Ecojustice lawyers have launched a Federal Court case on behalf of local residents in an effort to quash a Port Authority-issued permit allowing the construction of a new coal transfer facility on the Fraser River. Our clients — two local residents and a pair of community-based groups — have major concerns about the project’s human health and climate impacts.
If approved, the Fraser Surrey Docks project would see up to four million tonnes of thermal coal carried by open-car rail from Wyoming’s Powder River Basin through Vancouver’s Lower Mainland each year, ultimately bound for export to foreign markets. This project could pump nearly seven million tonnes of CO2 emissions into the atmosphere each year — at a time when scientific studies have shown we must do all we can to reduce carbon emissions.
Our case argues that the conduct of the Port and its officers suggests bias — that the approval was a done deal long before the permit review was even completed.
Why is Ecojustice involved?
Our clients don’t want to see their communities become conduits for dirty coal. With doors firmly shut on coal export facilities in Washington State and Oregon, the need to find an export route along the west coast is prompting American companies to look north for ways to get their product to foreign markets. It is critical we stop this dirty coal project in its tracks.

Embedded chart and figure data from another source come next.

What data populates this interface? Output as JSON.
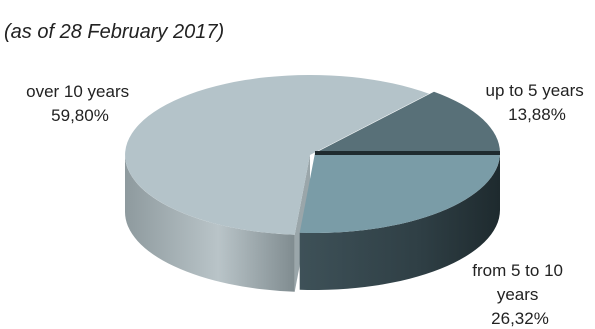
{
  "chart_data": {
    "type": "pie",
    "subtitle": "(as of 28 February 2017)",
    "series": [
      {
        "name": "over 10 years",
        "label_lines": [
          "over 10 years",
          "59,80%"
        ],
        "value": 59.8,
        "color": "#b4c3c9"
      },
      {
        "name": "up to 5 years",
        "label_lines": [
          "up to 5 years",
          "13,88%"
        ],
        "value": 13.88,
        "color": "#587078"
      },
      {
        "name": "from 5 to 10 years",
        "label_lines": [
          "from 5 to 10",
          "years",
          "26,32%"
        ],
        "value": 26.32,
        "color": "#7a9ca7"
      }
    ],
    "legend": "none",
    "style": "3d-exploded"
  }
}
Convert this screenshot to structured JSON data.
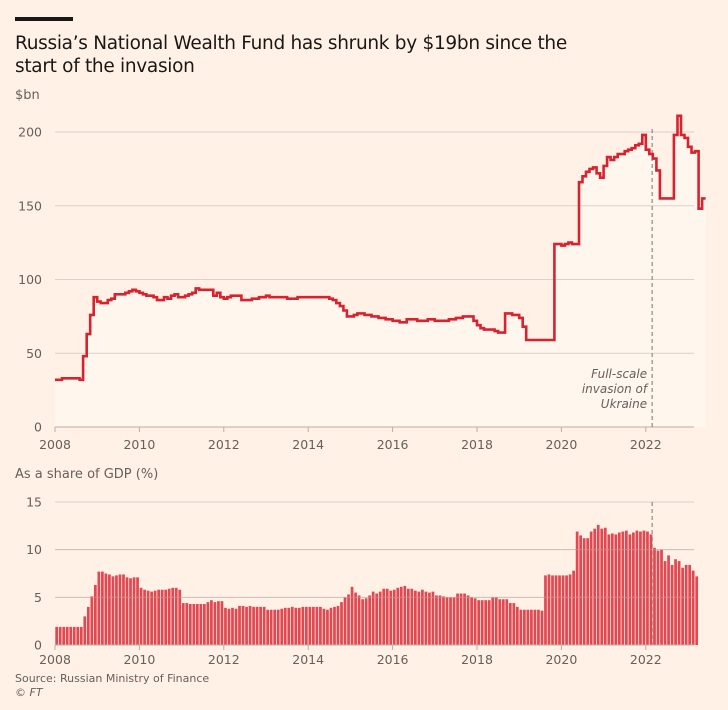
{
  "header": {
    "title": "Russia’s National Wealth Fund has shrunk by $19bn since the start of the invasion"
  },
  "footer": {
    "source": "Source: Russian Ministry of Finance",
    "copyright": "© FT"
  },
  "colors": {
    "background": "#fff1e5",
    "plot_fill": "#fff6ee",
    "line": "#d7232f",
    "bar": "#e03a45",
    "grid": "#d9d1ca",
    "text_muted": "#66605c",
    "text_dark": "#1a1817"
  },
  "chart_data": [
    {
      "type": "line",
      "style": "step",
      "title": "Russia’s National Wealth Fund has shrunk by $19bn since the start of the invasion",
      "ylabel": "$bn",
      "xlabel": "",
      "start": "2008-01",
      "frequency": "monthly",
      "ylim": [
        0,
        210
      ],
      "yticks": [
        0,
        50,
        100,
        150,
        200
      ],
      "xlim": [
        2008,
        2023.2
      ],
      "xticks": [
        2008,
        2010,
        2012,
        2014,
        2016,
        2018,
        2020,
        2022
      ],
      "xtick_labels": [
        "2008",
        "2010",
        "2012",
        "2014",
        "2016",
        "2018",
        "2020",
        "2022"
      ],
      "grid": true,
      "annotation": {
        "x": 2022.15,
        "lines": [
          "Full-scale",
          "invasion of",
          "Ukraine"
        ]
      },
      "series": [
        {
          "name": "National Wealth Fund ($bn)",
          "values": [
            32,
            32,
            33,
            33,
            33,
            33,
            33,
            32,
            48,
            63,
            76,
            88,
            85,
            84,
            84,
            86,
            87,
            90,
            90,
            90,
            91,
            92,
            93,
            92,
            91,
            90,
            89,
            89,
            88,
            86,
            86,
            88,
            87,
            89,
            90,
            88,
            88,
            89,
            90,
            91,
            94,
            93,
            93,
            93,
            93,
            89,
            91,
            88,
            87,
            88,
            89,
            89,
            89,
            86,
            86,
            86,
            87,
            87,
            88,
            88,
            89,
            88,
            88,
            88,
            88,
            88,
            87,
            87,
            87,
            88,
            88,
            88,
            88,
            88,
            88,
            88,
            88,
            88,
            87,
            86,
            84,
            82,
            79,
            75,
            75,
            76,
            77,
            77,
            76,
            76,
            75,
            75,
            74,
            74,
            73,
            73,
            72,
            72,
            71,
            71,
            73,
            73,
            73,
            72,
            72,
            72,
            73,
            73,
            72,
            72,
            72,
            72,
            73,
            73,
            74,
            74,
            75,
            75,
            75,
            72,
            69,
            67,
            66,
            66,
            66,
            65,
            64,
            64,
            77,
            77,
            76,
            76,
            74,
            68,
            59,
            59,
            59,
            59,
            59,
            59,
            59,
            59,
            124,
            124,
            123,
            124,
            125,
            124,
            124,
            166,
            170,
            173,
            175,
            176,
            172,
            169,
            177,
            183,
            181,
            183,
            185,
            185,
            187,
            188,
            189,
            191,
            192,
            198,
            188,
            185,
            182,
            174,
            155,
            155,
            155,
            155,
            198,
            211,
            198,
            196,
            190,
            186,
            187,
            148,
            155
          ]
        }
      ]
    },
    {
      "type": "bar",
      "title": "As a share of GDP (%)",
      "ylabel": "%",
      "xlabel": "",
      "start": "2008-01",
      "frequency": "monthly",
      "ylim": [
        0,
        15
      ],
      "yticks": [
        0,
        5,
        10,
        15
      ],
      "xlim": [
        2008,
        2023.2
      ],
      "xticks": [
        2008,
        2010,
        2012,
        2014,
        2016,
        2018,
        2020,
        2022
      ],
      "xtick_labels": [
        "2008",
        "2010",
        "2012",
        "2014",
        "2016",
        "2018",
        "2020",
        "2022"
      ],
      "grid": true,
      "annotation_x": 2022.15,
      "series": [
        {
          "name": "Share of GDP (%)",
          "values": [
            1.9,
            1.9,
            1.9,
            1.9,
            1.9,
            1.9,
            1.9,
            1.9,
            3.0,
            4.0,
            5.1,
            6.3,
            7.7,
            7.7,
            7.5,
            7.4,
            7.2,
            7.3,
            7.4,
            7.4,
            7.1,
            7.0,
            7.1,
            7.1,
            6.0,
            5.8,
            5.7,
            5.6,
            5.7,
            5.8,
            5.8,
            5.8,
            5.9,
            6.0,
            6.0,
            5.8,
            4.4,
            4.4,
            4.3,
            4.3,
            4.3,
            4.3,
            4.3,
            4.5,
            4.7,
            4.5,
            4.6,
            4.6,
            3.9,
            3.8,
            3.9,
            3.8,
            4.1,
            4.1,
            4.0,
            4.1,
            4.0,
            4.0,
            4.0,
            4.0,
            3.7,
            3.7,
            3.7,
            3.7,
            3.8,
            3.9,
            3.9,
            4.0,
            3.9,
            3.9,
            4.0,
            4.0,
            4.0,
            4.0,
            4.0,
            4.0,
            3.8,
            3.7,
            3.9,
            4.0,
            4.1,
            4.5,
            5.0,
            5.3,
            6.1,
            5.5,
            5.2,
            4.8,
            4.9,
            5.2,
            5.6,
            5.4,
            5.6,
            5.9,
            5.9,
            5.7,
            5.8,
            6.0,
            6.1,
            6.2,
            5.9,
            5.9,
            5.7,
            5.6,
            5.8,
            5.6,
            5.5,
            5.6,
            5.2,
            5.2,
            5.1,
            5.0,
            5.0,
            5.0,
            5.4,
            5.4,
            5.4,
            5.2,
            5.0,
            4.9,
            4.7,
            4.7,
            4.7,
            4.7,
            5.0,
            5.0,
            4.8,
            4.8,
            4.8,
            4.4,
            4.4,
            4.0,
            3.7,
            3.7,
            3.7,
            3.7,
            3.7,
            3.7,
            3.6,
            7.3,
            7.4,
            7.3,
            7.3,
            7.3,
            7.3,
            7.3,
            7.4,
            7.8,
            11.9,
            11.5,
            11.2,
            11.2,
            11.9,
            12.2,
            12.6,
            12.2,
            12.3,
            11.6,
            11.7,
            11.6,
            11.8,
            11.9,
            12.0,
            11.6,
            11.8,
            12.0,
            11.9,
            12.0,
            11.9,
            11.6,
            10.2,
            9.9,
            10.0,
            8.8,
            9.4,
            8.4,
            9.0,
            8.8,
            8.1,
            8.4,
            8.4,
            7.8,
            7.2
          ]
        }
      ]
    }
  ]
}
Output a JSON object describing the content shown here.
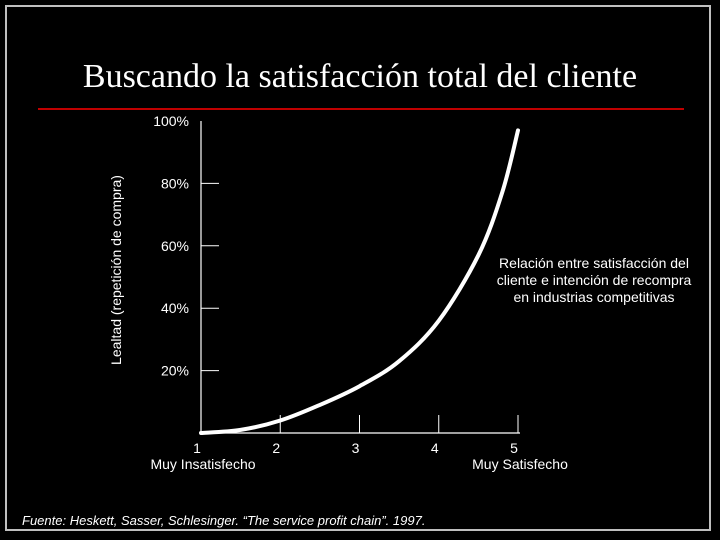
{
  "slide": {
    "title": "Buscando la satisfacción total del cliente",
    "source": "Fuente: Heskett, Sasser, Schlesinger. “The service profit chain”. 1997.",
    "annotation": "Relación entre satisfacción del cliente e intención de recompra en industrias competitivas",
    "accent_color": "#c00000",
    "background_color": "#000000"
  },
  "chart_data": {
    "type": "line",
    "title": "",
    "xlabel": "",
    "ylabel": "Lealtad (repetición de compra)",
    "x_ticks": [
      "1",
      "2",
      "3",
      "4",
      "5"
    ],
    "x_tick_captions": [
      {
        "tick": "1",
        "text": "Muy Insatisfecho"
      },
      {
        "tick": "5",
        "text": "Muy Satisfecho"
      }
    ],
    "y_ticks": [
      "20%",
      "40%",
      "60%",
      "80%",
      "100%"
    ],
    "xlim": [
      1,
      5
    ],
    "ylim": [
      0,
      100
    ],
    "grid": false,
    "series": [
      {
        "color": "#ffffff",
        "x": [
          1.0,
          1.5,
          2.0,
          2.5,
          3.0,
          3.5,
          4.0,
          4.5,
          4.8,
          5.0
        ],
        "y": [
          0,
          1,
          4,
          9,
          15,
          23,
          36,
          57,
          77,
          97
        ]
      }
    ]
  }
}
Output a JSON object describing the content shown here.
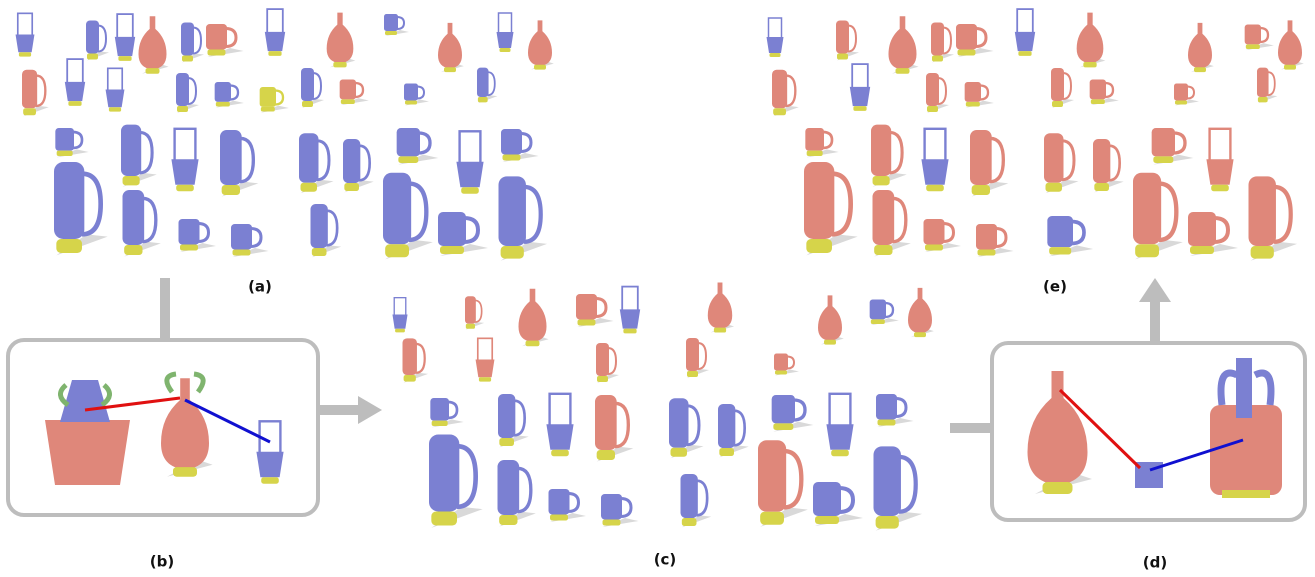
{
  "figure": {
    "panels": [
      {
        "label": "(a)"
      },
      {
        "label": "(b)"
      },
      {
        "label": "(c)"
      },
      {
        "label": "(d)"
      },
      {
        "label": "(e)"
      }
    ]
  }
}
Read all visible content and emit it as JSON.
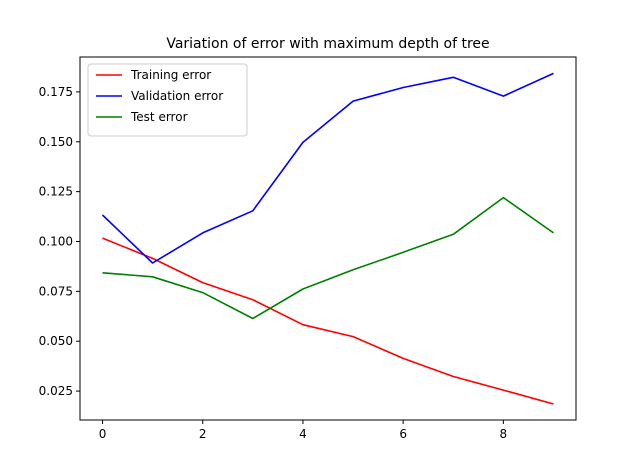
{
  "chart_data": {
    "type": "line",
    "title": "Variation of error with maximum depth of tree",
    "xlabel": "",
    "ylabel": "",
    "x": [
      0,
      1,
      2,
      3,
      4,
      5,
      6,
      7,
      8,
      9
    ],
    "xlim": [
      -0.45,
      9.45
    ],
    "ylim": [
      0.0105,
      0.1925
    ],
    "xticks": [
      0,
      2,
      4,
      6,
      8
    ],
    "xtick_labels": [
      "0",
      "2",
      "4",
      "6",
      "8"
    ],
    "yticks": [
      0.025,
      0.05,
      0.075,
      0.1,
      0.125,
      0.15,
      0.175
    ],
    "ytick_labels": [
      "0.025",
      "0.050",
      "0.075",
      "0.100",
      "0.125",
      "0.150",
      "0.175"
    ],
    "grid": false,
    "legend_position": "top-left",
    "series": [
      {
        "name": "Training error",
        "color": "#ff0000",
        "values": [
          0.1017,
          0.0915,
          0.0794,
          0.0708,
          0.0583,
          0.0523,
          0.0414,
          0.0323,
          0.0255,
          0.0185
        ]
      },
      {
        "name": "Validation error",
        "color": "#0000ff",
        "values": [
          0.1133,
          0.0892,
          0.1043,
          0.1154,
          0.1497,
          0.1704,
          0.1772,
          0.1823,
          0.1729,
          0.1843
        ]
      },
      {
        "name": "Test error",
        "color": "#008000",
        "values": [
          0.0843,
          0.0823,
          0.0744,
          0.0614,
          0.0762,
          0.0858,
          0.0946,
          0.1036,
          0.122,
          0.1043
        ]
      }
    ]
  }
}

Allowing this project to go ahead will be yet another black mark on Canada’s poor environmental record and further cement our reputation as a laggard on climate change.
What would a win mean?
A win in this case would quash the permit, forcing the Port to review the Fraser Surrey Docks project again before it can proceed. Our hope is that a new review would take climate impacts into consideration. It would also send a strong message that bias, or the appearance of bias, will not be tolerated in public authority decision-making.